Obama: US to expand is airstrikes

President Barack Obama has moved to deepen the US military role in the volatile Middle East, vowing to wage an unrelenting counter-terrorism effort that will rely on air strikes to target Islamic State (IS) fighters in both Iraq and Syria.

Obama: US to expand is airstrikes

President Barack Obama has moved to deepen the US military role in the volatile Middle East, vowing to wage an unrelenting counter-terrorism effort that will rely on air strikes to target Islamic State (IS) fighters in both Iraq and Syria.

In a major reversal, Mr Obama is to outline his strategy, which also includes training and arming Syrian rebels, in a high-stakes address to the nation.

In excerpts released in advance by the White House, Mr Obama said the objective is to “degrade and ultimately destroy” the IS group.

“This counter-terrorism campaign will be waged through a steady, relentless effort to take out Isil (IS) wherever they exist using our air power and our support for partner forces on the ground,” Mr Obama said.

Until now, the US launched air strikes against the group only within the borders of Iraq, whose government invited the American military to take that step.

But officials have said in recent days that the IS, which also controls territory in Syria, must be viewed as one group, not two separate entities split by a border.

Ahead of Mr Obama’s remarks, congressional leaders grappled with whether to support his request to arm the Syrian opposition and if so, how to get such a measure through the fractured legislature.

The US president’s plans amount to a striking shift for a president who has steadfastly sought to wind down American military campaigns in the Middle East and avoid new wars.

That stance has been notable in Syria, where IS militants have taken advantage of the instability created by a three-year civil war and now operate freely in areas near and across the Iraqi border.
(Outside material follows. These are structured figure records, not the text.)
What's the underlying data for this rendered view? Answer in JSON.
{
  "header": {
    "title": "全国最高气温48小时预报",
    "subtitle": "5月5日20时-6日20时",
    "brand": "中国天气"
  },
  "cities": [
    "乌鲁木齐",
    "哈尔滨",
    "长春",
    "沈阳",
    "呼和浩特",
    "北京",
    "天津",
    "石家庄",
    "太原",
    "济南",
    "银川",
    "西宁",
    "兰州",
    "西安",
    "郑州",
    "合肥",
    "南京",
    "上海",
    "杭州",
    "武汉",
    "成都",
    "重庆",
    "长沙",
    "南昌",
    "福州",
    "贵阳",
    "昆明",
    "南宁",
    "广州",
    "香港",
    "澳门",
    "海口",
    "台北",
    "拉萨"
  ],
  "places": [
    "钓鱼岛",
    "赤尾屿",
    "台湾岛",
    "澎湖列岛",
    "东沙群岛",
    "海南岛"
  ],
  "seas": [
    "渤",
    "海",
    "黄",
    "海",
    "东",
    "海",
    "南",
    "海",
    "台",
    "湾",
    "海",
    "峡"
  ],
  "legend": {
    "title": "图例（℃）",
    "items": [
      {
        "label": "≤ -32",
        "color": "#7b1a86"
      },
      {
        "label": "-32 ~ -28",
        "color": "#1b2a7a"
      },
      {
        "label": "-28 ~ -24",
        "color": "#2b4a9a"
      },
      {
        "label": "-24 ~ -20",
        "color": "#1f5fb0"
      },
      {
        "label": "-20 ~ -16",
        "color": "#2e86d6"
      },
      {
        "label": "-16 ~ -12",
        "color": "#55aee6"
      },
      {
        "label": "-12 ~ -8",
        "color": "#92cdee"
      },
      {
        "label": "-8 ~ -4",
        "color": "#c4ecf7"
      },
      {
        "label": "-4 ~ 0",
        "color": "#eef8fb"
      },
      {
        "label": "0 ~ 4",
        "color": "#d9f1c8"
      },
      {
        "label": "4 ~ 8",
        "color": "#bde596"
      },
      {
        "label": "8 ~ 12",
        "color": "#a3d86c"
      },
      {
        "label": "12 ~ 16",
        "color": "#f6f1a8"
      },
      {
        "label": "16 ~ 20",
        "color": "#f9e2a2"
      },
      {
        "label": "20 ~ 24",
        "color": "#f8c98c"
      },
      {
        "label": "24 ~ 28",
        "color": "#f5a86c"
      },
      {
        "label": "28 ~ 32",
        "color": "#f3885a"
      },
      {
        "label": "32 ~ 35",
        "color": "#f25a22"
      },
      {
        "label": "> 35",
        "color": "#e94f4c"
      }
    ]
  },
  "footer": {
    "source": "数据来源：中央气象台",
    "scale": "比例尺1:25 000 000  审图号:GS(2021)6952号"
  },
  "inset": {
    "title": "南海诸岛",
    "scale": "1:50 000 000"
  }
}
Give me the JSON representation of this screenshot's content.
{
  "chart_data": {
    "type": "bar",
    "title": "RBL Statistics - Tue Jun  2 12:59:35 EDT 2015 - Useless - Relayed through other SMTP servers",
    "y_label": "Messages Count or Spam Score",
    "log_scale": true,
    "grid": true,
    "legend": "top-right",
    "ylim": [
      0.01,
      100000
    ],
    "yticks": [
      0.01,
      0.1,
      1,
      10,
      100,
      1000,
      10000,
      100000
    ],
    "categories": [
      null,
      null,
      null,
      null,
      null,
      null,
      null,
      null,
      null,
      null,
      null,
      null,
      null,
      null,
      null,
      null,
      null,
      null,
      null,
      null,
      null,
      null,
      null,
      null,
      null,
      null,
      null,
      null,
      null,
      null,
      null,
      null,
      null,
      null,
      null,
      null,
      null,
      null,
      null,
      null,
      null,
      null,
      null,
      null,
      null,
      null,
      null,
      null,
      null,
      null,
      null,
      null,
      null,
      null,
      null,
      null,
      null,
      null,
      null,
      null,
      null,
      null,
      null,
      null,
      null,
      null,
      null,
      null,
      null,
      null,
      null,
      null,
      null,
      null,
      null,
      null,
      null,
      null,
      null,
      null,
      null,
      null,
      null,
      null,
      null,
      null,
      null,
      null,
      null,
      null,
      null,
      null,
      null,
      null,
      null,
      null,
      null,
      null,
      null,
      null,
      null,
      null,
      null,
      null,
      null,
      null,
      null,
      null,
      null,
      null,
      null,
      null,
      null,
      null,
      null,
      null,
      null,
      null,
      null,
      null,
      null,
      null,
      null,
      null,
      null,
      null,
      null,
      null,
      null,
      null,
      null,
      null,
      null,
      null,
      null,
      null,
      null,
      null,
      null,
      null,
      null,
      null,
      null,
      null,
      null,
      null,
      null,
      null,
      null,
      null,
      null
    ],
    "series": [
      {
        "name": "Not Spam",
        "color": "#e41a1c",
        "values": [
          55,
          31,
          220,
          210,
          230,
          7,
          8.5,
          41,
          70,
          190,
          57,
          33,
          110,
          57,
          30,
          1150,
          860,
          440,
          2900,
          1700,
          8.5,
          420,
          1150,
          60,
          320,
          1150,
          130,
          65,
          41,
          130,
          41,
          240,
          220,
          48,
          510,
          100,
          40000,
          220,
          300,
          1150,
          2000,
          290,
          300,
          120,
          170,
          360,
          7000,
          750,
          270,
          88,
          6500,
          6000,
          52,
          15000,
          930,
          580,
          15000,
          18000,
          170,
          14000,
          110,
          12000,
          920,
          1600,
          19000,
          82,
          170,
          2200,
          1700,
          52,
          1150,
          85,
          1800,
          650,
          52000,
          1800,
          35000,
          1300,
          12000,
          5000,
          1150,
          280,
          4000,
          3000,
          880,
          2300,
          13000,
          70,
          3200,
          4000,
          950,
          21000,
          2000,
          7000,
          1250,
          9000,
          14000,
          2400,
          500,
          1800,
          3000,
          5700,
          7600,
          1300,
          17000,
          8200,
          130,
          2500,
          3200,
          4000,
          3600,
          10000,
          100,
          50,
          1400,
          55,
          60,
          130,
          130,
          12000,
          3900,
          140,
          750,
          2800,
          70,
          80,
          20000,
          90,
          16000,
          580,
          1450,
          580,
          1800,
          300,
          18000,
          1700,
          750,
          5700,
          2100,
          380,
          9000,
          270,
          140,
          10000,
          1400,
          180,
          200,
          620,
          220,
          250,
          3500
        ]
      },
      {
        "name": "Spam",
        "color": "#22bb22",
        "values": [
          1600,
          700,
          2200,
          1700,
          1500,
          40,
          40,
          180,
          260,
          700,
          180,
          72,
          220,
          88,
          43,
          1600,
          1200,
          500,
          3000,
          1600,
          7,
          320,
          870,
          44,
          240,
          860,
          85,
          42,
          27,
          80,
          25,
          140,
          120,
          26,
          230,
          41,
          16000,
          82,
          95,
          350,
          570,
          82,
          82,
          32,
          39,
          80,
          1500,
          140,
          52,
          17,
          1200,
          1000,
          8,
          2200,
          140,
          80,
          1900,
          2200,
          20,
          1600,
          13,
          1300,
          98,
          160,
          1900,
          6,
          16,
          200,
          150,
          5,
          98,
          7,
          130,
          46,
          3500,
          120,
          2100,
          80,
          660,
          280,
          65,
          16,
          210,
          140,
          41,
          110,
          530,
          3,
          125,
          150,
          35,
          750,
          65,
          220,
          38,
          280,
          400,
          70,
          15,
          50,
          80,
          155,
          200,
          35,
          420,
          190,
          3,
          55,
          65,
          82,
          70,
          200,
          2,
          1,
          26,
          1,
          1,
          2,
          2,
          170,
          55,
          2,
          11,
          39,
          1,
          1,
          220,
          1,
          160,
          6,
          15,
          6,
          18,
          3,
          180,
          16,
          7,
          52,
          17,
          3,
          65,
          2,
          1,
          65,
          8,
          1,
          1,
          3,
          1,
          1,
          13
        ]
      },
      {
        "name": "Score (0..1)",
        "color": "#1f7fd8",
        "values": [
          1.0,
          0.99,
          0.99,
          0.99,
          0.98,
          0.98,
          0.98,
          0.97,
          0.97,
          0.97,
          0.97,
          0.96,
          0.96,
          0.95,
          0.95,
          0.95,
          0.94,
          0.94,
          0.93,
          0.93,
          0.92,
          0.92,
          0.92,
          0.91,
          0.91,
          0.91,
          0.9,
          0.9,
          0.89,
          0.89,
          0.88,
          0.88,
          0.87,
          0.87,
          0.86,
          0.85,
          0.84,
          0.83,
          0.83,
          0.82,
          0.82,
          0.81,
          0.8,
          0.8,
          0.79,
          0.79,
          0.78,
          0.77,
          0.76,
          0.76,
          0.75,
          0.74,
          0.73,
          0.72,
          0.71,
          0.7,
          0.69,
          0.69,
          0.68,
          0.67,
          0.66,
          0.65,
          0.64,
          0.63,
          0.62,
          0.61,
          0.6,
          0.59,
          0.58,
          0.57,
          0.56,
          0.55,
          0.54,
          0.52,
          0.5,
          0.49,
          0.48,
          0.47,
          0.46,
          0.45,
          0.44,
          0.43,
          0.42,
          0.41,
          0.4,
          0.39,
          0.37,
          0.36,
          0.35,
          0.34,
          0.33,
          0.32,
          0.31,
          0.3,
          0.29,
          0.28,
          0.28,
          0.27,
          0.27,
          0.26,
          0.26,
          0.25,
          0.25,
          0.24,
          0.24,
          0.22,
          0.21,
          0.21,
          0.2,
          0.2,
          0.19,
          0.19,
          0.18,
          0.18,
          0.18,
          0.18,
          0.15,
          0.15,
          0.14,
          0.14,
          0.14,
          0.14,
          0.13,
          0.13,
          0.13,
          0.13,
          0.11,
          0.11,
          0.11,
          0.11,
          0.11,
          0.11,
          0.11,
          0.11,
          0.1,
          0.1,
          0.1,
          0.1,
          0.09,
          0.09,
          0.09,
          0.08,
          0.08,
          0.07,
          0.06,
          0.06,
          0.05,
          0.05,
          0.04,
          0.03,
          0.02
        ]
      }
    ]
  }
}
“I want the American people to understand how this effort will be different from the wars in Iraq and Afghanistan,” Mr Obama said. “It will not involve American combat troops fighting on foreign soil.”

Closer to home, US officials fear that Westerners who have joined the militant group could return to their own countries and launch attacks.

But officials said they were not aware of a credible threat of a potential attack in the United States by the IS group.

Separately, the White House announced that it is providing $25m in immediate military assistance to the Iraqi government as part of efforts to combat the IS.

Adamantly opposed to putting American combat troops on the ground, Mr Obama will call for increased training of Iraqi security forces and the provision of arms shipments to vetted Syrian opposition fighters in order to help both groups in their fight against the militants.

Some of Mr Obama’s own advisers, including former secretary of state Hillary Rodham Clinton, pressed him to arm the rebels early in their fight against Syrian president Bashar Assad.

But the president resisted, arguing that there was too much uncertainty about the composition of the rebel forces. He also expressed concern about adding more firepower to an already bloody civil war.

Mr Obama eventually approved a small CIA-run programme to arm the rebels, but the effort he now seeks is broader and would be run by the Pentagon in countries near Syria’s borders. Mr Obama asked Congress for approval of such a programme earlier this year, but the plan stalled on Capitol Hill.

In the hours before the president’s remarks, the US Treasury Department said that Mr Obama’s strategy would include stepped-up efforts to undermine the IS group’s finances.

David Cohen, the treasury’s undersecretary for terrorism and financial intelligence, wrote in a blog post that the US would be working with other countries, especially Gulf states, to cut off the group’s external funding networks and its access to the global financial system.